Thursday 22 March: French choreographer and dancer Jérôme Bel will inaugurate the BMW Tate Live Performance Room with a new work that is a twist on his 1997 performance Shirtology and which will emphasise and play with the Performance Room format. The work will feature one performer and a collection of T-shirts that are changed and removed to display different messages. Bel’s work explores the relationship between choreography and popular culture; and dancer and spectator, often using humour as a device to break the usual formality of a theatre setting. 

Thursday 26 April: Argentinean born, Pablo Bronstein, uses architectural design and drawing to engage with the grandiose and imperial past of the built environment. This preoccupation with form extends into his live work, for example, for the 2006 Tate Triennial he blended the regimented patterns of baroque dance with the minimalist choreography of the 1960s.

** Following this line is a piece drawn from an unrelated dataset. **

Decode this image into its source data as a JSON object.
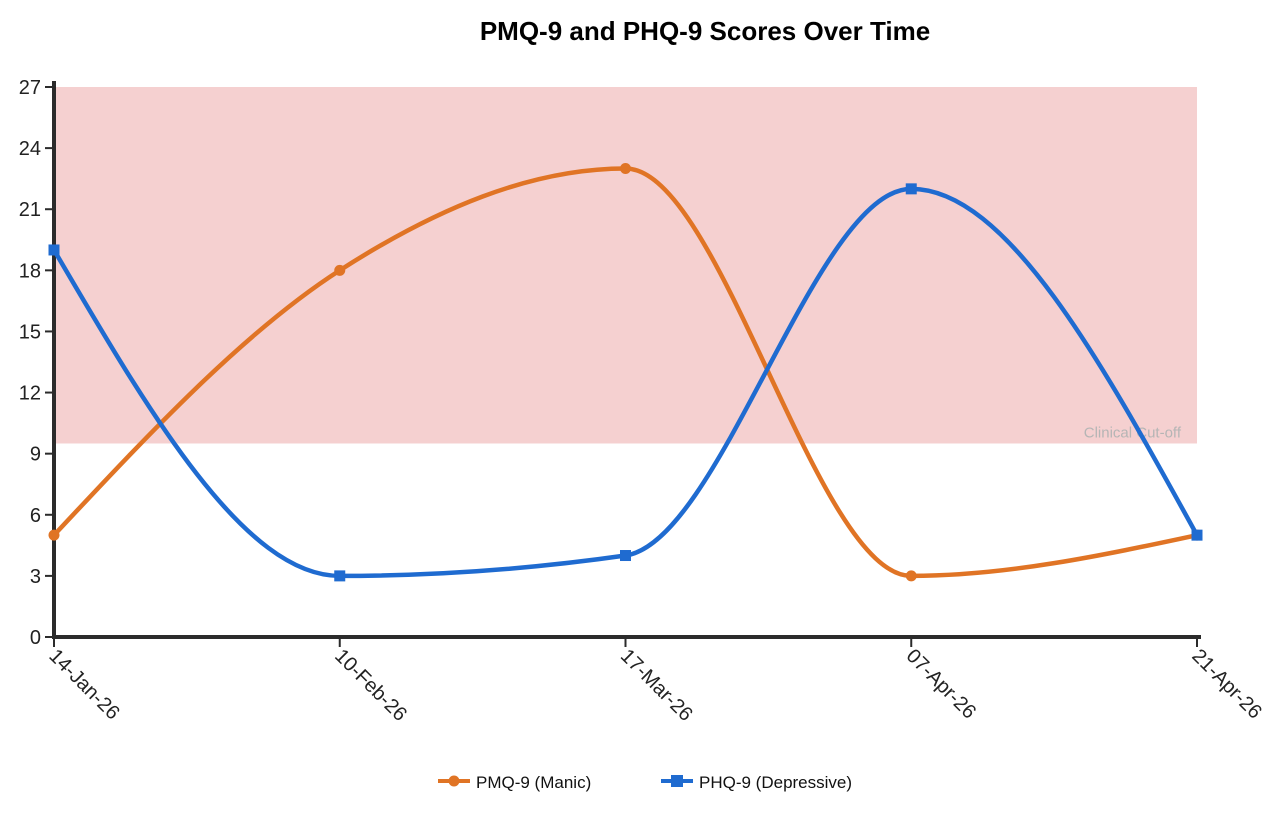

He will work with up to 10 dancers to create a baroque trompe l’oeil stage set that exaggerates the perspective within the Performance Room. 

Thursday 31 May: American artist and writer, Emily Roysdon, explores the intersection of choreography and political action through performance, photographic installations, print making, text, video, curating and collaborating. She recently developed the concept ‘ecstatic resistance’ to address the impossible and imaginary in politics. 

Thursday 28 June: Harrell Fletcher’s work often takes the form of socially engaged collaborative and interdisciplinary projects including, with Miranda July, Learning To Love You More, an audience participatory website where visitors responded to assignments like “make an encouraging banner” or “make a neighbourhood field recording” with uploaded photos, film and text. For BMW Tate Live he will work with local amateur performers who ordinarily would not be seen by the Performance Room’s global audience.  

Mid to early July or September – tbc: Since the 1960s, Joan Jonas has been a major figure at the forefront of explorations in film and performance, transcending genres to develop an influential practice rooted in space, movement, ritual and gesture. Her early work featured herself as alter-ego, Organic Honey and she has often developed narratives based on fairytales and folklore. 

This innovative format will offer audiences internationally an opportunity to experience these works through an entirely new mode of presentation. Each performance will be archived and available to view online, accumulating into a series through the year. 

BMW Tate Live is a major four-year partnership between BMW and Tate, which focuses on performance, interdisciplinary art and curating digital space. BMW Tate Live: Performance Room is the inaugural strand of the partnership and features five commissions in 2012. 

BMW Tate Live is curated by Catherine Wood, Curator, Contemporary Art and Performance, Tate, and Kathy Noble, Curator of Interdisciplinary Projects, Tate. 

BMW Tate Live Performance Room: Performance dates and time in the UK*

22 March, 20.00 - BMW Tate Live Performance Room #1: Jérôme Bel

26 April, 20.00 - BMW Tate Live Performance Room #2: Pablo Bronstein

31 May, 20.00 - BMW Tate Live Performance Room #3: Emily Roysdon

28 June, 20.00 - BMW Tate Live Performance Room #4: Harrell Fletcher

Mid July / Sept, 20.00 - BMW Tate Live Performance Room #5: Joan Jonas

*Times listed are for the UK. Greenwich Mean Time (GMT) ends and British Summer Time (BST) begins in the UK on 25 March so times are listed as BST except for 22 March.